His blood went cold. How had he not noticed that? Counting up the seconds and the meters, one by one, and he’d never stopped to think about why he wasn’t hungry or thirsty…
“Fates. It’s not real.”
Some of the acid left her tone. “It feels very real, I’ll admit. More than any dream, but…”
“But I’ve been here much too long to go without water. I’d be dead.” He paused, and then concluded grimly, “I am dead. We’re in hell.”
“Oh, don’t get all maudlin. This would make a piss poor excuse for an afterlife. It’s, like I said, some kind of hallucination.”
He stammered back at her, “We don’t have that technology. We don’t have anything like that. You have to know that. We must be dead.”
Suddenly he didn’t feel like he could stay on his feet, so he sat down where he stood, staring at his wounded hand. The Istans talked about a hell like this, empty and colorless. Except theirs was cold. This place wasn’t cold, or warm. The air was just still.
“Fuck. That,” she declared flatly. “I’m not dead. You be dead if you want. I’m stuck in a Sayal experiment or something, and I am going to figure out how to wake myself up.”
He looked up at her. She was agitated, not as sure of herself as she wanted to portray. He asked, “Where were you before you woke up here? Could you have died?”

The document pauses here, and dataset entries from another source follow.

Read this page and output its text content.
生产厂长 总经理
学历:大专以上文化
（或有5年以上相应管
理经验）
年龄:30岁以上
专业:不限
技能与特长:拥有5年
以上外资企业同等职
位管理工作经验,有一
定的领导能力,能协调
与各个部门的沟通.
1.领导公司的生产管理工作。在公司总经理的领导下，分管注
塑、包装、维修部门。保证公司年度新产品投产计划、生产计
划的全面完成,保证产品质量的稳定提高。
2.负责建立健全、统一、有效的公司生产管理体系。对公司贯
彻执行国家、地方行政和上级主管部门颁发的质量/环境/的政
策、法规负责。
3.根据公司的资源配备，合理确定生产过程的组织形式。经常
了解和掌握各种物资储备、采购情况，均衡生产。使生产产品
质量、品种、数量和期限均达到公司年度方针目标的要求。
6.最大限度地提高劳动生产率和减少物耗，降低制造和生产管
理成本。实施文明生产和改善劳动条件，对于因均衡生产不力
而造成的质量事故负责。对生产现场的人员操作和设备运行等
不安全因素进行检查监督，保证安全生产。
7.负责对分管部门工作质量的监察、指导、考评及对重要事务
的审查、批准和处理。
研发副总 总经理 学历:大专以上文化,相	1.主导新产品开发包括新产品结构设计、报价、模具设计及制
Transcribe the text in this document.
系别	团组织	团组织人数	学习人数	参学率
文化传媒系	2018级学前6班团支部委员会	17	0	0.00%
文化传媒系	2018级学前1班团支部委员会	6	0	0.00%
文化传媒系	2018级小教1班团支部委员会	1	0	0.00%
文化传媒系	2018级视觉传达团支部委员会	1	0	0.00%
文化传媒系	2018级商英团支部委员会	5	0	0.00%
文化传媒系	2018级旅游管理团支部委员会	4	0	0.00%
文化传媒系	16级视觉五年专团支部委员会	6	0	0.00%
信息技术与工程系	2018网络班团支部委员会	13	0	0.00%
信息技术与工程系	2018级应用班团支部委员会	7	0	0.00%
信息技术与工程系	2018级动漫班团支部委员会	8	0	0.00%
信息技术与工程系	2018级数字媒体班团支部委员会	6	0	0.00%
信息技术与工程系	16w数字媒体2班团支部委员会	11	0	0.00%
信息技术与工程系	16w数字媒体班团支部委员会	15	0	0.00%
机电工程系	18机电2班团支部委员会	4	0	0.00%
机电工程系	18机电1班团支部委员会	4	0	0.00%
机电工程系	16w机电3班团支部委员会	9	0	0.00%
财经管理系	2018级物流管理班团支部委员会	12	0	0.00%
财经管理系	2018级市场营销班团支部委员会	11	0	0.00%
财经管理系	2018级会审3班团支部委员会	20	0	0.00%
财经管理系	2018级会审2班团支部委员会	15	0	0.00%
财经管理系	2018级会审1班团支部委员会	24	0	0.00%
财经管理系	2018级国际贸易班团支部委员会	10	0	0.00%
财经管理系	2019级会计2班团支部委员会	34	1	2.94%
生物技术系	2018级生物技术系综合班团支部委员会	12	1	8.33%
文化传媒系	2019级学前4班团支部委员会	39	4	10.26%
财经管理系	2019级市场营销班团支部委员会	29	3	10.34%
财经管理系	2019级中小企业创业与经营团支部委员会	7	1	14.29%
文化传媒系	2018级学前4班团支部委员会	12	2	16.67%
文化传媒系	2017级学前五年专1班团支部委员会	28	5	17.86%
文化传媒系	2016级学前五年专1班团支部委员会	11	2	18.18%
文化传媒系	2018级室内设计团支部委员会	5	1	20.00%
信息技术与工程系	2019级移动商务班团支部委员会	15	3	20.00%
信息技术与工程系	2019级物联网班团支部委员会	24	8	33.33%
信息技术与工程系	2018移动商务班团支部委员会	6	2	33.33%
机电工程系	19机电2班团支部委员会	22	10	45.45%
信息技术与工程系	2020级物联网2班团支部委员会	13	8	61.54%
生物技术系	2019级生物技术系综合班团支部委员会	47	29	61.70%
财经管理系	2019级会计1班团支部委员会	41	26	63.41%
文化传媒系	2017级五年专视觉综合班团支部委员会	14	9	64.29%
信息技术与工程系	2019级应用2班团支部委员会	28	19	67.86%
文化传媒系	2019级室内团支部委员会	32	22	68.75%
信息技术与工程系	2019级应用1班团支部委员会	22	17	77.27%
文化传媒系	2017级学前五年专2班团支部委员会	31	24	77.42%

She pressed her lips into a thin line. “Never mind where I was. We’re not dead. Get up.”
“Why?”
“Because we’re not going to sit here arguing about it. I’m going to keep walking until I find something more to go on. I want you where I can keep an eye on you, so you’re coming with me. Get your ass up.”
He pushed himself to his feet. At the back of his mind, he knew that he probably shouldn’t be following her orders, but he didn’t have a better idea, and anything was better than sitting here alone with the possibility that this was eternity.